In terms of identifying perquisites, the SEC states that an item is a perquisite if it confers a direct or indirect benefit that has a personal aspect to it regardless of whether it is provided for some business reason or the employer's convenience unless it is generally available on a nondiscriminatory basis for all employees. For example, a country-club membership that is not used exclusively for business-entertainment purposes, a personal financial advisory service, personal travel using a vehicle owned or leased by the company, or security provided at personal residences must be disclosed.

Editor: I understand that the new definition of "named executive officer" has had an unintended effect on a provision of the Internal Revenue Code that governs the deductibility of certain executives' compensation. Could you explain that?

Scerbak: Section 162(m) of the Code was passed in 1993. Congress was responding to concern about the rising compensation levels of executive officers and enacted a law to limit the deductibility of certain executives' compensation by public companies to $1,000,000 unless the compensation was linked to achievement of objective performance goals. Under the law, the executives who are covered by it are the chief executive officer of the company at the end of the year and the employees whose compensation had to be reported under the SEC rules due to being among the four highest paid officers of the company for the taxable year. The law does not include a provision stating that the employees covered under Section 162(m) will change if the SEC changes the determination of which executives should be included in a company's disclosure.

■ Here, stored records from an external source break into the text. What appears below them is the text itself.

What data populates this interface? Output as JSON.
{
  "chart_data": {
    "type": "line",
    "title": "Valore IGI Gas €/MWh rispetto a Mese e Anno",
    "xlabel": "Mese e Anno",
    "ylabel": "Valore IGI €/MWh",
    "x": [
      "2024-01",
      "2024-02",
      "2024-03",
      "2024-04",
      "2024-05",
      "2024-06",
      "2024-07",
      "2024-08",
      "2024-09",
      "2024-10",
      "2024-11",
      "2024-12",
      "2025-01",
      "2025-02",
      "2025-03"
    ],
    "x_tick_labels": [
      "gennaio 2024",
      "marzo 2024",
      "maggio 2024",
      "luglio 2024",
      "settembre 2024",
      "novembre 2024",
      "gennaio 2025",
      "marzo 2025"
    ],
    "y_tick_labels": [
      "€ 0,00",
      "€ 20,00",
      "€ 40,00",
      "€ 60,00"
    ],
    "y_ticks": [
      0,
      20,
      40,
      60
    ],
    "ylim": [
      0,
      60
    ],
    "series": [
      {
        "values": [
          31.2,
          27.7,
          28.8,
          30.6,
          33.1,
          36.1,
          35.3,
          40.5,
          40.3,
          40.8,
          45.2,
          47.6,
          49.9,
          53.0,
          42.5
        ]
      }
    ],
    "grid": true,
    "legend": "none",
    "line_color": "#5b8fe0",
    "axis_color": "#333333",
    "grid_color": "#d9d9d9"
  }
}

Editor: What does this mean for companies in practice?

Scerbak: Until recently, it was not clear what it would mean for a company's determination of which officers would be covered by Section 162(m). However, this month, the IRS issued Notice 2007-49. It states that based upon the statutory language of Section 162(m), which has not been amended, the IRS will interpret the term "covered employee" to mean the principal executive officer (rather than the chief executive officer) of a company and its three most highly compensated officers for the taxable year whose compensation is required to be included in the summary compensation table. In other words, one fewer executive will be covered by Section 162(m) absent an amendment to the law by Congress.

Editor: Was it an oversight by the SEC when it changed the definition of named executive officer?

Scerbak: I don't think it can be called an oversight. The securities and tax laws are separate statutory and regulatory regimes. The SEC determined that the purpose of the disclosure was best served by requiring the inclusion of the principal financial officer in the group of named executive officers. It chose not to add the PFO to the other five executives whose compensation was already being disclosed. Rather, it chose to add the PFO and have only three rather than four officers included due to their level of compensation. It is up to Congress to determine whether Section 162(m) should be amended so that the executives covered by Section 162(m) are identical to those who are named executive officers under the disclosure rules.

Editor: With the many complexities posed by the SEC requirements as to disclosure and the burdens placed on corporations for determining the total compensation of their executive officers, what suggestions do you have for making sure there are not missteps as to the disclosures regarding the named executive officers?

Scerbak: First and foremost, a company has to understand what is being asked of it and should consult counsel for assistance. By working with counsel, the officers and responsible employees will come up with a comprehensive list identifying all the elements of compensation and benefits that should be disclosed.

We've now gone through our first proxy season. Compiling the information and disclosing it in its new form will become easier in future years.